Just when it looked like things couldn’t get much worse for economically-ravaged Venezuela, residents may no longer be able to drown their sorrows. Empresas Polar SA, maker of 80 percent of the beer consumed in Venezuela, is shutting down its last plant this Friday.
The company said the shutdown will leave the country with only a week’s supply of beer.
The International Monetary Fund projects that the Venezuela economy, which has been hit hard by the collapse in oil prices, will contract by 8.0 percent this year.
Venezuelans who have already dealt with shortages of food and medicine are now facing even more sobering hardships.

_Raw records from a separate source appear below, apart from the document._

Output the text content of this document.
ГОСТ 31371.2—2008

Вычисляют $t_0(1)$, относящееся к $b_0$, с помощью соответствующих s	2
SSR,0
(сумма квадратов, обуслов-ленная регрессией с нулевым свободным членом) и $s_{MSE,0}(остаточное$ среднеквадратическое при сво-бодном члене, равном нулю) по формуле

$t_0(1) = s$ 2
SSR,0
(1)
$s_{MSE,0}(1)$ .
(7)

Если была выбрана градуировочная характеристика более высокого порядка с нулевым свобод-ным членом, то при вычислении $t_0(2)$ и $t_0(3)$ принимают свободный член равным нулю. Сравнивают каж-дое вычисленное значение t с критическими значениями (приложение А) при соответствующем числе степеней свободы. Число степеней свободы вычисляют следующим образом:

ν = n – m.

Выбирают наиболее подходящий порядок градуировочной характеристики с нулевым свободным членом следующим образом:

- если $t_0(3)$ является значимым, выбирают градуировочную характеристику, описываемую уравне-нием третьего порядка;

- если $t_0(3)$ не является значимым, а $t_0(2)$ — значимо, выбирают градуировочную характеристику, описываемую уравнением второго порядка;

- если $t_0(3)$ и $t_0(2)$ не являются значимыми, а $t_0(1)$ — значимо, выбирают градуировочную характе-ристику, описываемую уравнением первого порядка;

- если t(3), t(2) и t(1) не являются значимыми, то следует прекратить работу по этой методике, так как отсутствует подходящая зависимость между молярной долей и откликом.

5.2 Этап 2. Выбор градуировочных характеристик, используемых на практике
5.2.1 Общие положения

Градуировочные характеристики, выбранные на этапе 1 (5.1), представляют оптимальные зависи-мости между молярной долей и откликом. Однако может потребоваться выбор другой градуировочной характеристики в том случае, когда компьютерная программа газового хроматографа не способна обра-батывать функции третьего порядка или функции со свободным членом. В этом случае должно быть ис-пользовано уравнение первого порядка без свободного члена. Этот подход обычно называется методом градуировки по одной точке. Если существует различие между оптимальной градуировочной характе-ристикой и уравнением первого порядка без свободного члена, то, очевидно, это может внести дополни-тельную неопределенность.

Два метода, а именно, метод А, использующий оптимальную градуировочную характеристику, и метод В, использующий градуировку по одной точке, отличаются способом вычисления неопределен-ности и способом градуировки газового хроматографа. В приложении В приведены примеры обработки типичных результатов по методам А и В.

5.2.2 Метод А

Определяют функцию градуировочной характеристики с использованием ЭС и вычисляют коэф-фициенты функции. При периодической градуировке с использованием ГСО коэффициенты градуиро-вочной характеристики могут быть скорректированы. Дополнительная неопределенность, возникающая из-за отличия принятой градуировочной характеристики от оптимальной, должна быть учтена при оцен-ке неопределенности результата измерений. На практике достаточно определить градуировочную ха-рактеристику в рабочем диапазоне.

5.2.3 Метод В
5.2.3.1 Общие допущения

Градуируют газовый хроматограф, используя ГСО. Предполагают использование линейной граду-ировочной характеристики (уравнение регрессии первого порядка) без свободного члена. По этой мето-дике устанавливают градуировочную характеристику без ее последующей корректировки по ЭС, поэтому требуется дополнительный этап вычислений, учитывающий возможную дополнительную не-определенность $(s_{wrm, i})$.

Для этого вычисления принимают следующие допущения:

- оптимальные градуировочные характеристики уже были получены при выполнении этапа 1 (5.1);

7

“Without approval and a supply of [foreign] currency to the suppliers, the company doesn’t have a way to operate,” Polar CEO Lorenzo Mendoza told the Wall Street Journal.
President Nicolas Maduro called the shutting down of the beer plants “a serious crime, very serious,” but Mendoza said Polar can’t go out and buy currency to pay suppliers because that is also against the law.
The Venezuelan government, which has already taken over 1,200 companies, could choose to step in and seize control of Polar.
So far this year the PowerShares Emerging Markets Sovereign Debt Portfolio PCY, which is 3.0 percent comprised of Venezuelan bonds, is up 6.2 percent.
Disclosure: The author holds no position in the stocks mentioned.